Neben der Dissoziation in der sexuellen Sphäre unterscheidet Sigusch zwei weitere Phänomene: die „Dispersion der sexuellen Partikel“ (Sigusch 1998:5) z.B. in Form von Sex in der Werbung, und Indienstnahme der Erotik für die Distribution von Waren, und die Diversifikation, d.h. die Vervielfältigung der (sexuellen) Beziehungsformen (a.a.O.: 6).

Das Geschlecht spielt auch in der virtuellen Sphäre eine Rolle. Der abwesende Körper wird durch sprachliche Verweise gegenwärtig (durch Emoticons, durch Beschreibungen von Habitus, Mimik, oder Handlungen) und „ver-körpert“, eine Reaktion auf die Abschaffung des Körpers in der virtuellen Welt. Während in der realiter stattfindenden Kommunikation der Körper Ausgangspunkt ist, ist er im Netz Resultat, weil er sich allmählich erst durch, wenn auch restringierte, Beschreibungen „enthüllt“, bis es dann möglicherweise zu einer realen Begegnung kommt. Geschlechtsbe- oder zuschreibungen müssen nicht den Fakten entsprechen (Funken 2004). Wenn eine persönliche Begegnung angestrebt wird, ist dieses Phänomen temporär. Wenn jedoch das Netz die Lebenswelt kompensiert, kann die Ablösung vom realen Körper und der Geschlechtlichkeit sich als Leben in der virtuellen Welt verfestigen.

Es scheint so, als habe die kapitalistische Warenlogik in den Medien erreicht, was vorher kein Herrscher durchsetzen konnte: Die Entdramatisierung der Sexualität. Sie mündet in der Zerstreuung („Dispersion“) sexueller Bedürfnisse und ihrer Verfügbarkeit in zerrissenen Zusammenhängen. Die Formen, in denen dies geschieht, sind unterschiedlich je nach Schichten. Aber wenngleich die Mittelschichten über die Darstellung sexueller Bedürfnisse im Privatfernsehen die Nase rümpfen (vgl. Sichtermann 1998), sind auch sie von der Dispersion infiziert.

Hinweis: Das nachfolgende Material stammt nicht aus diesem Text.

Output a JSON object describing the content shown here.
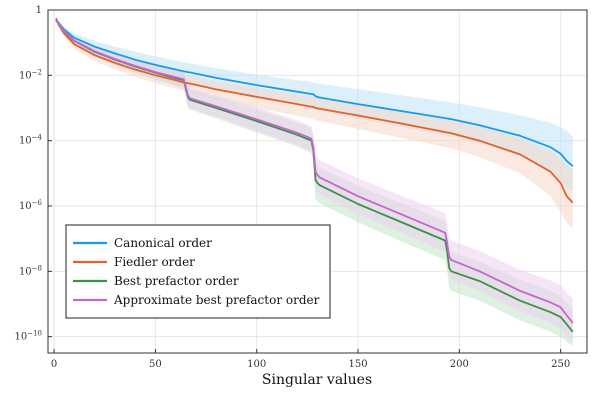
{
  "chart_data": {
    "type": "line",
    "title": "",
    "xlabel": "Singular values",
    "ylabel": "",
    "y_scale": "log10",
    "xlim": [
      -3,
      263
    ],
    "ylim_log10": [
      -10.5,
      0
    ],
    "grid": true,
    "legend_position": "bottom-left",
    "x_ticks": [
      {
        "value": 0,
        "label": "0"
      },
      {
        "value": 50,
        "label": "50"
      },
      {
        "value": 100,
        "label": "100"
      },
      {
        "value": 150,
        "label": "150"
      },
      {
        "value": 200,
        "label": "200"
      },
      {
        "value": 250,
        "label": "250"
      }
    ],
    "y_ticks": [
      {
        "log10": 0,
        "base": "1",
        "exp": ""
      },
      {
        "log10": -2,
        "base": "10",
        "exp": "−2"
      },
      {
        "log10": -4,
        "base": "10",
        "exp": "−4"
      },
      {
        "log10": -6,
        "base": "10",
        "exp": "−6"
      },
      {
        "log10": -8,
        "base": "10",
        "exp": "−8"
      },
      {
        "log10": -10,
        "base": "10",
        "exp": "−10"
      }
    ],
    "x": [
      1,
      2,
      5,
      10,
      20,
      30,
      40,
      50,
      60,
      64,
      65,
      66,
      67,
      80,
      100,
      120,
      127,
      128,
      129,
      130,
      131,
      150,
      170,
      190,
      193,
      194,
      195,
      196,
      210,
      230,
      245,
      250,
      253,
      256
    ],
    "series": [
      {
        "name": "Canonical order",
        "color": "#1a9bea",
        "band_color": "#bfe3f8",
        "log10_mean": [
          -0.3,
          -0.38,
          -0.6,
          -0.85,
          -1.12,
          -1.33,
          -1.52,
          -1.68,
          -1.82,
          -1.88,
          -1.89,
          -1.9,
          -1.91,
          -2.08,
          -2.3,
          -2.5,
          -2.57,
          -2.58,
          -2.64,
          -2.66,
          -2.68,
          -2.88,
          -3.08,
          -3.28,
          -3.31,
          -3.32,
          -3.33,
          -3.34,
          -3.53,
          -3.85,
          -4.2,
          -4.4,
          -4.62,
          -4.78
        ],
        "log10_upper": [
          -0.22,
          -0.3,
          -0.5,
          -0.72,
          -0.95,
          -1.12,
          -1.28,
          -1.42,
          -1.55,
          -1.6,
          -1.61,
          -1.62,
          -1.63,
          -1.78,
          -1.98,
          -2.15,
          -2.2,
          -2.21,
          -2.24,
          -2.25,
          -2.26,
          -2.42,
          -2.6,
          -2.78,
          -2.8,
          -2.81,
          -2.82,
          -2.83,
          -2.98,
          -3.22,
          -3.45,
          -3.58,
          -3.7,
          -3.86
        ],
        "log10_lower": [
          -0.36,
          -0.46,
          -0.72,
          -1.0,
          -1.3,
          -1.55,
          -1.76,
          -1.94,
          -2.1,
          -2.18,
          -2.2,
          -2.22,
          -2.24,
          -2.42,
          -2.66,
          -2.88,
          -2.96,
          -2.98,
          -3.05,
          -3.08,
          -3.1,
          -3.34,
          -3.56,
          -3.8,
          -3.84,
          -3.85,
          -3.86,
          -3.87,
          -4.08,
          -4.46,
          -4.9,
          -5.2,
          -5.45,
          -5.56
        ]
      },
      {
        "name": "Fiedler order",
        "color": "#e0632e",
        "band_color": "#f5d7c9",
        "log10_mean": [
          -0.25,
          -0.42,
          -0.72,
          -1.05,
          -1.38,
          -1.62,
          -1.82,
          -2.0,
          -2.15,
          -2.22,
          -2.23,
          -2.24,
          -2.25,
          -2.43,
          -2.66,
          -2.88,
          -2.96,
          -2.97,
          -3.0,
          -3.01,
          -3.02,
          -3.23,
          -3.46,
          -3.7,
          -3.74,
          -3.75,
          -3.76,
          -3.77,
          -4.0,
          -4.42,
          -4.95,
          -5.3,
          -5.7,
          -5.9
        ],
        "log10_upper": [
          -0.2,
          -0.35,
          -0.62,
          -0.92,
          -1.22,
          -1.44,
          -1.62,
          -1.78,
          -1.92,
          -1.98,
          -1.99,
          -2.0,
          -2.01,
          -2.17,
          -2.38,
          -2.57,
          -2.64,
          -2.65,
          -2.67,
          -2.68,
          -2.69,
          -2.88,
          -3.08,
          -3.3,
          -3.33,
          -3.34,
          -3.35,
          -3.36,
          -3.56,
          -3.92,
          -4.32,
          -4.55,
          -4.75,
          -4.9
        ],
        "log10_lower": [
          -0.32,
          -0.5,
          -0.84,
          -1.2,
          -1.56,
          -1.82,
          -2.04,
          -2.24,
          -2.4,
          -2.48,
          -2.5,
          -2.52,
          -2.54,
          -2.74,
          -3.0,
          -3.24,
          -3.33,
          -3.34,
          -3.38,
          -3.39,
          -3.4,
          -3.64,
          -3.9,
          -4.16,
          -4.2,
          -4.21,
          -4.22,
          -4.23,
          -4.5,
          -5.0,
          -5.7,
          -6.2,
          -6.5,
          -6.7
        ]
      },
      {
        "name": "Best prefactor order",
        "color": "#3a9247",
        "band_color": "#c3e3c7",
        "log10_mean": [
          -0.3,
          -0.4,
          -0.66,
          -0.95,
          -1.28,
          -1.52,
          -1.73,
          -1.92,
          -2.09,
          -2.15,
          -2.4,
          -2.65,
          -2.75,
          -3.0,
          -3.4,
          -3.82,
          -4.0,
          -4.3,
          -5.2,
          -5.3,
          -5.36,
          -5.94,
          -6.46,
          -6.98,
          -7.06,
          -7.4,
          -7.9,
          -8.0,
          -8.3,
          -8.9,
          -9.25,
          -9.4,
          -9.62,
          -9.85
        ],
        "log10_upper": [
          -0.24,
          -0.33,
          -0.56,
          -0.82,
          -1.12,
          -1.35,
          -1.53,
          -1.7,
          -1.86,
          -1.91,
          -2.1,
          -2.35,
          -2.45,
          -2.68,
          -3.05,
          -3.45,
          -3.62,
          -3.9,
          -4.6,
          -4.75,
          -4.82,
          -5.38,
          -5.88,
          -6.38,
          -6.46,
          -6.8,
          -7.25,
          -7.4,
          -7.7,
          -8.25,
          -8.6,
          -8.75,
          -8.95,
          -9.15
        ],
        "log10_lower": [
          -0.38,
          -0.48,
          -0.76,
          -1.08,
          -1.44,
          -1.7,
          -1.92,
          -2.13,
          -2.32,
          -2.38,
          -2.7,
          -3.0,
          -3.05,
          -3.32,
          -3.75,
          -4.18,
          -4.38,
          -4.7,
          -5.8,
          -5.88,
          -5.92,
          -6.5,
          -7.05,
          -7.58,
          -7.66,
          -8.0,
          -8.5,
          -8.6,
          -8.9,
          -9.5,
          -9.85,
          -10.0,
          -10.15,
          -10.3
        ]
      },
      {
        "name": "Approximate best prefactor order",
        "color": "#c565d2",
        "band_color": "#eccff1",
        "log10_mean": [
          -0.3,
          -0.4,
          -0.65,
          -0.94,
          -1.26,
          -1.5,
          -1.71,
          -1.9,
          -2.06,
          -2.12,
          -2.35,
          -2.6,
          -2.7,
          -2.95,
          -3.35,
          -3.76,
          -3.94,
          -4.2,
          -4.95,
          -5.05,
          -5.12,
          -5.7,
          -6.22,
          -6.74,
          -6.82,
          -7.15,
          -7.55,
          -7.65,
          -8.0,
          -8.6,
          -8.95,
          -9.1,
          -9.35,
          -9.58
        ],
        "log10_upper": [
          -0.24,
          -0.33,
          -0.55,
          -0.81,
          -1.11,
          -1.33,
          -1.51,
          -1.68,
          -1.83,
          -1.88,
          -2.05,
          -2.3,
          -2.4,
          -2.62,
          -2.98,
          -3.38,
          -3.55,
          -3.8,
          -4.4,
          -4.52,
          -4.6,
          -5.15,
          -5.65,
          -6.15,
          -6.23,
          -6.55,
          -6.95,
          -7.05,
          -7.38,
          -7.95,
          -8.28,
          -8.42,
          -8.65,
          -8.85
        ],
        "log10_lower": [
          -0.37,
          -0.47,
          -0.75,
          -1.07,
          -1.42,
          -1.68,
          -1.9,
          -2.1,
          -2.28,
          -2.35,
          -2.65,
          -2.95,
          -3.0,
          -3.26,
          -3.7,
          -4.12,
          -4.32,
          -4.6,
          -5.5,
          -5.58,
          -5.64,
          -6.25,
          -6.78,
          -7.32,
          -7.4,
          -7.75,
          -8.15,
          -8.25,
          -8.6,
          -9.22,
          -9.58,
          -9.75,
          -9.98,
          -10.15
        ]
      }
    ]
  }
}
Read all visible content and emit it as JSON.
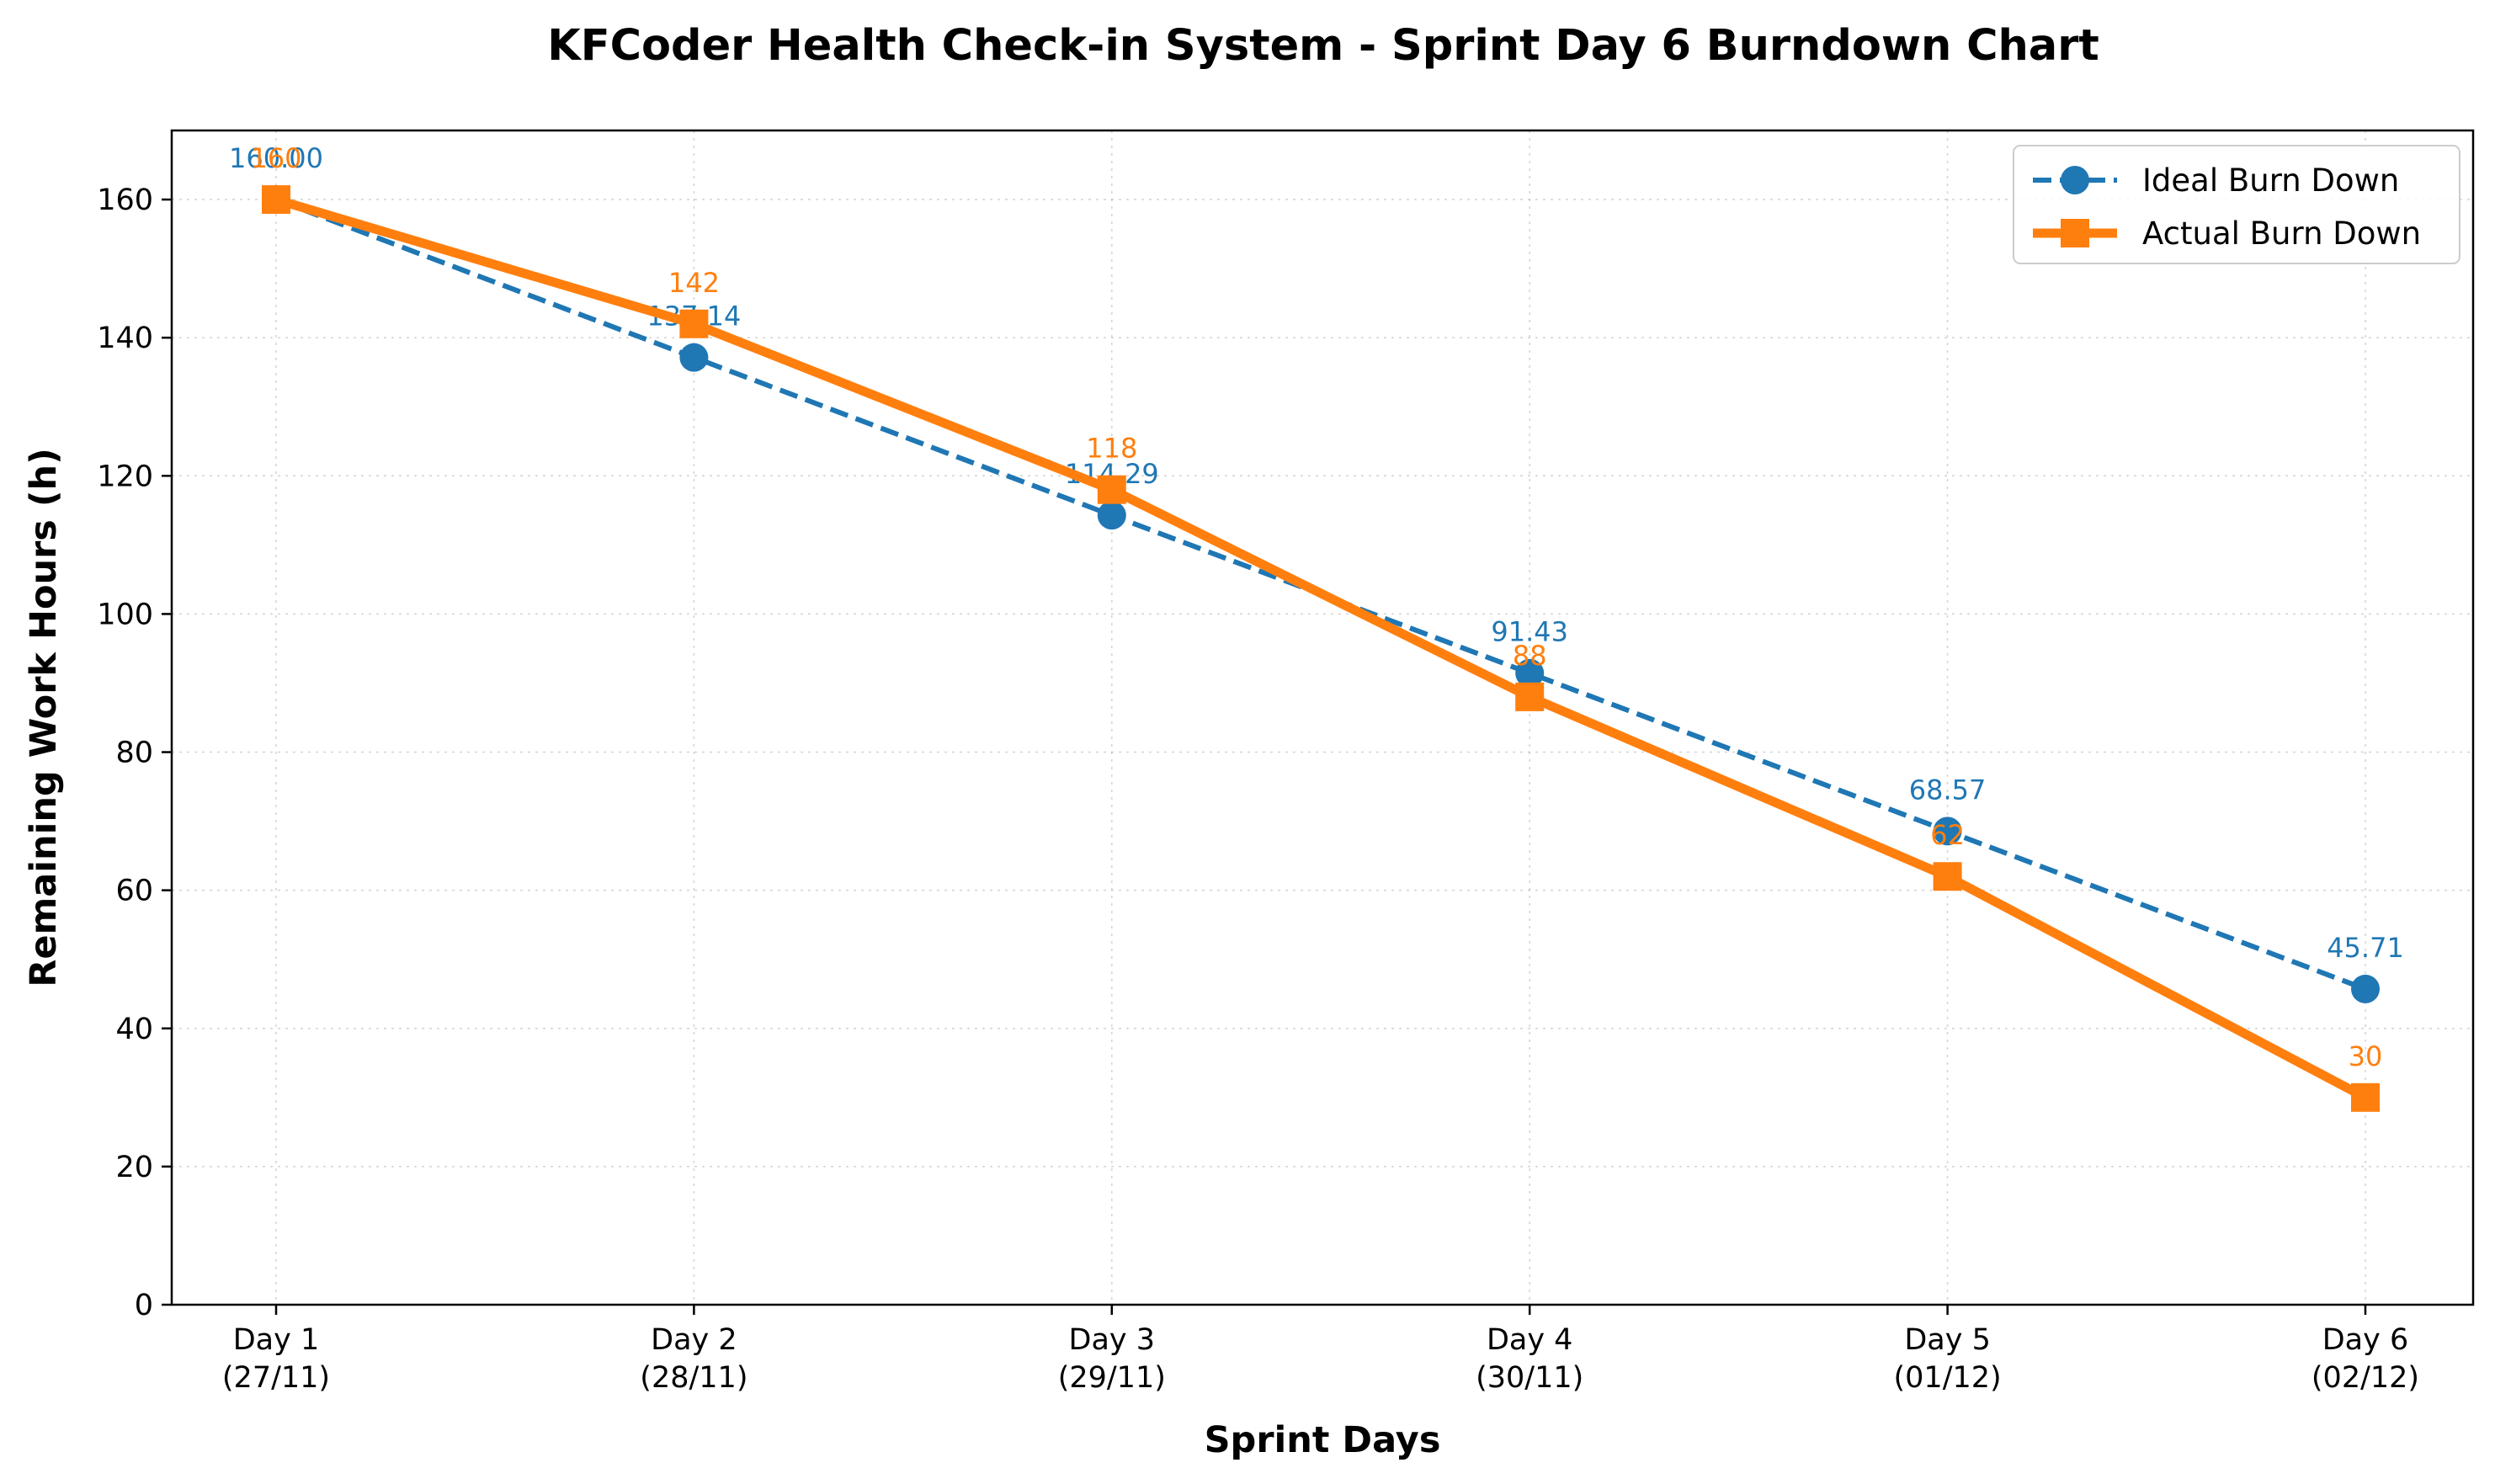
{
  "chart_data": {
    "type": "line",
    "title": "KFCoder Health Check-in System - Sprint Day 6 Burndown Chart",
    "xlabel": "Sprint Days",
    "ylabel": "Remaining Work Hours (h)",
    "categories": [
      [
        "Day 1",
        "(27/11)"
      ],
      [
        "Day 2",
        "(28/11)"
      ],
      [
        "Day 3",
        "(29/11)"
      ],
      [
        "Day 4",
        "(30/11)"
      ],
      [
        "Day 5",
        "(01/12)"
      ],
      [
        "Day 6",
        "(02/12)"
      ]
    ],
    "ylim": [
      0,
      170
    ],
    "yticks": [
      0,
      20,
      40,
      60,
      80,
      100,
      120,
      140,
      160
    ],
    "grid": true,
    "legend_position": "top-right",
    "series": [
      {
        "name": "Ideal Burn Down",
        "values": [
          160.0,
          137.14,
          114.29,
          91.43,
          68.57,
          45.71
        ],
        "labels": [
          "160.00",
          "137.14",
          "114.29",
          "91.43",
          "68.57",
          "45.71"
        ],
        "color": "#1f77b4",
        "line_style": "dashed",
        "marker": "circle"
      },
      {
        "name": "Actual Burn Down",
        "values": [
          160,
          142,
          118,
          88,
          62,
          30
        ],
        "labels": [
          "160",
          "142",
          "118",
          "88",
          "62",
          "30"
        ],
        "color": "#ff7f0e",
        "line_style": "solid",
        "marker": "square"
      }
    ]
  }
}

Die subjektive Bedeutung von Körper und Sexualität

Was bedeuten diese Veränderungen für die Subjekte? Wie gehen sie damit um?

Körper

Der Körper des Neugeborenen ist in den ersten Monaten in extremer Weise verletzlich und auf Schutz, Fürsorge und Aufmerksamkeit angewiesen, um gedeihen zu können. Vom Körper und den diagnostischen Instrumenten der Medizin wird zu Beginn das Geschlecht zugewiesen, das dann in vielfältigen Prozessen und Prozeduren Kinder auch subjektiv zu Jungen und Mädchen werden lässt. Das Erlebnis des eigenen Körpers, seiner Sensibilität und seiner Fähigkeit, Lust zu empfinden, begleitet Kinder von Geburt an. Gleichzeitig wird der Körper auch von Anfang an kontrolliert. Abhängig von gesellschaftlichen Normierungen und der lebensweltlichen Kultur lernen kleine Kinder schon sehr früh die Begrenztheiten ihrer Körperlichkeit: die Notwendigkeit, Nahrung zu sich zu nehmen und wieder auszuscheiden, die Erdhaftung durch die Schwerkraft und die Freude oder den Schmerz sinnlicher Erfahrung über die Haut, die Augen, die Ohren. Auch darin drücken sich die Verletzlichkeit und die Sinnlichkeit des Körpers aus. Diese Beschränkungen widerstreben dem Bild des effektiv agierenden Individuums, umso mehr ist dies bei Krankheit und Behinderung der Fall.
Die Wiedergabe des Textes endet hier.